In $2.6B cell and gene therapy expansion, Sartorius buys viral vector specialist Polyplus

As the biopharma industry struggles with a dire shortage of viral vectors to make cell and gene therapies, contract manufacturers are busy beefing up their capabilities. 

In the latest example of biopharma’s ongoing investment in cell and gene therapy production, Sartorius has agreed to acquire French company Polyplus for 2.4 billion euros ($2.6 billion), the German CDMO said Friday.

The deal gives Sartorius additional know-how in nucleic acid delivery, including transfection reagents and plasmid DNA design, all of which are key elements in the production of viral vectors for building cell and gene therapies.

Formed in 2001, Polyplus employs about 270 people in several locations in France, Belgium, the U.S. and China. Before the Sartorius buyout, Polyplus had itself been expanding through M&A deals. In 2021, Polyplus bought Asia-Pacific-focused reagent supplier Biowire.

Besides its core transfection reagent portfolio, Polyplus in 2022 added DNA vector design capabilities through the acquisition of French startup e-Zyvec. The company in December further expanded its plasmid DNA engineering technology by taking over Belgian CDMO Xpress Biologics.

Polyplus’ portfolio is complementary to Sartorius’ existing business, especially to its offering of cell culture media and other components, René Fáber, Sartorius’ head of the bioprocess solutions division, said in a statement.

As an increasing number of cell and gene therapy programs move through clinical development, more viral vectors are needed to deliver their genetic materials into cells, Fáber noted.

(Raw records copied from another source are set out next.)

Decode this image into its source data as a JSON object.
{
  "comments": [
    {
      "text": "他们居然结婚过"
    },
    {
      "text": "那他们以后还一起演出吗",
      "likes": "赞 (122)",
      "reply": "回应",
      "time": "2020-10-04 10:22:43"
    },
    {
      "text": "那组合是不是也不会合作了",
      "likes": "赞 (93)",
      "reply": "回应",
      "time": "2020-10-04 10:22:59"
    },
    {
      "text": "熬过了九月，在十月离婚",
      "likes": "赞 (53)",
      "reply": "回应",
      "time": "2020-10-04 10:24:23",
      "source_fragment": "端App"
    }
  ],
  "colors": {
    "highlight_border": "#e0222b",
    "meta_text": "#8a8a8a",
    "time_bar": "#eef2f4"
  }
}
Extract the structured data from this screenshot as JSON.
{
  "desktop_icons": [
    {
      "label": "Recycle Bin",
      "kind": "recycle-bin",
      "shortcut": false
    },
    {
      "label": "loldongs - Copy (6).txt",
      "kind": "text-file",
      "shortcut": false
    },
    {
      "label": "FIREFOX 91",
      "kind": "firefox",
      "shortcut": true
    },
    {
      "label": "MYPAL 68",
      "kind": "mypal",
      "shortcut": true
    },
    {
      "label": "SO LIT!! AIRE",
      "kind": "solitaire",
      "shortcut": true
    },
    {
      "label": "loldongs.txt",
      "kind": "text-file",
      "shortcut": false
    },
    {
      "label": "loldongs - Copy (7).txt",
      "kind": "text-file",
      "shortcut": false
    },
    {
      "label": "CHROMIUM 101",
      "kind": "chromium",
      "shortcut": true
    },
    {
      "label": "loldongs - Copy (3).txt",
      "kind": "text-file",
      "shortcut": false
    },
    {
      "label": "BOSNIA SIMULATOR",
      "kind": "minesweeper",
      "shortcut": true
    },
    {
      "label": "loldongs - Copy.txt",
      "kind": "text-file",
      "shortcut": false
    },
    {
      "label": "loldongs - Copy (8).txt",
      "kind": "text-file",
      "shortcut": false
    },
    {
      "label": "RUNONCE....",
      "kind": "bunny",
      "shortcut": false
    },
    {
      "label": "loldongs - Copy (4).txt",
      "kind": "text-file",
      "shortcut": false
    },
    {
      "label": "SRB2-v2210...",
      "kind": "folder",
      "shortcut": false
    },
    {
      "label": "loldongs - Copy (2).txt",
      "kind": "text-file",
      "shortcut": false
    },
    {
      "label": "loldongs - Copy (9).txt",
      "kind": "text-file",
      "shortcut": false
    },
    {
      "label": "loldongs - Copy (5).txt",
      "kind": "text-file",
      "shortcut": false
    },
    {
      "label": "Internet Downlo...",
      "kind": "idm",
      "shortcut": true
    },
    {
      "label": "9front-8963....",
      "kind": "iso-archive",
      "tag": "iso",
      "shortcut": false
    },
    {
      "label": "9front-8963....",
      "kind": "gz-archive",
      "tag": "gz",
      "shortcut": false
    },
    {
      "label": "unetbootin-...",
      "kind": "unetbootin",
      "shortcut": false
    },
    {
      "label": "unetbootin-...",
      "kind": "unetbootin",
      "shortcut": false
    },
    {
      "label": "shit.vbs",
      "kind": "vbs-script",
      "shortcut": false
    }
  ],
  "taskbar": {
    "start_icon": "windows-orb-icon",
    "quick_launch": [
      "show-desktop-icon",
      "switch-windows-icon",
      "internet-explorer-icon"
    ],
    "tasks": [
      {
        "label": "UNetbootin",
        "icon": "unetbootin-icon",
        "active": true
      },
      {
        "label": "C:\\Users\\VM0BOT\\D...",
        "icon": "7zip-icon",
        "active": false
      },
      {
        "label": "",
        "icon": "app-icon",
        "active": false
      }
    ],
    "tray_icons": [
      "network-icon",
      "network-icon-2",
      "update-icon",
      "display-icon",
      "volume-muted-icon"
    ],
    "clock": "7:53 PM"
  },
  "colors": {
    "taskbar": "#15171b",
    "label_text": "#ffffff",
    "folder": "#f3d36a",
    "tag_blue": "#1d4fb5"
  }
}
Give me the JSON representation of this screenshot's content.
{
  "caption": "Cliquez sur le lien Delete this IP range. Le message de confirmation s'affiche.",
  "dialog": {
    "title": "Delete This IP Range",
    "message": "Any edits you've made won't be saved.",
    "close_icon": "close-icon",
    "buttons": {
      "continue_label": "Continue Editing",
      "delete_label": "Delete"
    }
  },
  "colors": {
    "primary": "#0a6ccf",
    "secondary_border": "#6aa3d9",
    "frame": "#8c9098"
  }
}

In November, the FDA approved CSL’s hemophilia B gene therapy Hemgenix, which is based on an adeno-associated virus. BioMarin is prepping for a potential U.S. launch for its hemophilia A gene therapy Roctavian. Vertex and CRISPR Therapeutics’ exa-cel looks on track to become the first gene-editing therapy based on the CRISPR technology.

Already, several commercial cell and gene therapies face manufacturing bottlenecks because of the industry-wide shortage of viral vectors. Multiple myeloma CAR-T therapies by Bristol Myers Squibb and a partnership between Johnson & Johnson and Legend Biotech haven’t been able to meet demand thanks to limited supply of lentiviral vectors.

And even as biopharma companies build their internal capacity, CDMOs have also been expanding manufacturing footprints for cell and gene therapies. Chinese CDMO Pharmaron recently kicked off a more than 8,000-square-meter expansion of its viral vector and nucleic acid facility in England. In January, Vector BioMed landed in the viral vector CDMO arena with $15 million in funding.

Last year, Fujifilm picked up a cell therapy plant in California from Atara Biotherapeutics for $100 million and then bought out Shenandoah Biotechnology for the latter’s recombinant proteins used in making cell and gene therapies.

But there are also some signs of cooling in the field. After aggressive expansions, WuXi AppTec’s cell and gene therapy arm, WuXi Advanced Therapies, recently chopped about 50 jobs at its Lingang facility in Shanghai, according to Chinese media reports. The layoffs mainly affect the commercial manufacturing team and came as part of a business adjustment, WuXi said on a Chinese investor platform.

Large pharma companies such as Biogen, Novartis, GSK and AstraZeneca have recently pulled out of cell and gene therapy programs, as well.